Após, o Reino ganhou contextos constitucionais, tendo a Emenda Constitucional nº 114, de 16 de dezembro de 2021, previsto que da aplicação dos recursos dos precatórios do Fundef, no mínimo 60% deveriam ser repassados aos profissionais do magistério, inclusive aposentados e pensionistas, na forma de abono, vedada a incorporação na remuneração, na aposentadoria ou na pensão.

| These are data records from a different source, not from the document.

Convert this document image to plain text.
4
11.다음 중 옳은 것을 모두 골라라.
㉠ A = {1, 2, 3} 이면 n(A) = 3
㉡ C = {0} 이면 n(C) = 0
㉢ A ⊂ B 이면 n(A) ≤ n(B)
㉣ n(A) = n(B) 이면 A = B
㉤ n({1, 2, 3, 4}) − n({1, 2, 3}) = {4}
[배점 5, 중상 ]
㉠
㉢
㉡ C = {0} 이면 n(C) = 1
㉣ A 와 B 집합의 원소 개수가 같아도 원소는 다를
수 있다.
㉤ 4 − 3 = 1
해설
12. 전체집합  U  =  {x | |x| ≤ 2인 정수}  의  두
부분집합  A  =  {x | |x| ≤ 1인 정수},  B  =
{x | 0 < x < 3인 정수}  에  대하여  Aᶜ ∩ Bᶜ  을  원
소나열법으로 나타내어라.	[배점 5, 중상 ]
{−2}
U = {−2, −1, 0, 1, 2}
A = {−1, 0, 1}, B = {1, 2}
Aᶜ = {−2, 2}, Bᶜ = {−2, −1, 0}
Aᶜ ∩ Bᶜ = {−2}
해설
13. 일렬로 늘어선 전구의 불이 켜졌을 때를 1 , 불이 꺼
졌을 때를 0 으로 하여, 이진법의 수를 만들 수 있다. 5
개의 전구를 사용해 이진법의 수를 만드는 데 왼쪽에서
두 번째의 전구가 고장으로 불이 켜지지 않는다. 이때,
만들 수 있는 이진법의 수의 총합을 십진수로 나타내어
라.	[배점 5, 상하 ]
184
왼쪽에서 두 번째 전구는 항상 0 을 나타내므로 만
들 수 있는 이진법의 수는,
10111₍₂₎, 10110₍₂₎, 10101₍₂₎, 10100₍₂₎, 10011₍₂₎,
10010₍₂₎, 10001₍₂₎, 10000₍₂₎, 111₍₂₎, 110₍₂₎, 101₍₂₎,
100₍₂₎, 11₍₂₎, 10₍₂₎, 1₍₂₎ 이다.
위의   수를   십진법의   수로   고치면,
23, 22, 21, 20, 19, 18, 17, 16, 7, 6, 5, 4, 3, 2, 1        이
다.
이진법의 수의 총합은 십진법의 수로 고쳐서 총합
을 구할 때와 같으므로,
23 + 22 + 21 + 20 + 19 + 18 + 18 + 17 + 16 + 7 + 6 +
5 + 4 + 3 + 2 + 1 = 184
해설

Mais recentemente, em abril de 2022, a Lei nº 14.325 dispôs especificamente sobre a utilização desses recursos com os profissionais da educação, estabelecendo que teriam direito ao rateio os profissionais do magistério da educação básica que estavam em cargo, emprego ou função, integrantes da estrutura, quadro ou tabela de servidores do Estado, do Distrito Federal ou do Município, com vínculo estatutário, celetista ou temporário, desde que em efetivo exercício das funções na rede pública durante o período em que ocorreram os repasses a menor do Fundef (1997-2006), bem como os aposentados que comprovarem efetivo exercício nas redes públicas escolares no período e os herdeiros, em caso de falecimento desses profissionais.

Diante desse emaranhado de normas e decisões, os seis jovens, o Mestre dos Magos, o Vingador, eu e você, caro leitor, esperamos a decisão do Tribunal de Contas da União no processo nº 012.379/2021-2, que se encontra pendente de julgamento e deve traçar as balizas para aplicação dos recursos dos precatórios do Fundef a fim de que, finalmente, possamos sair do reino paralelo.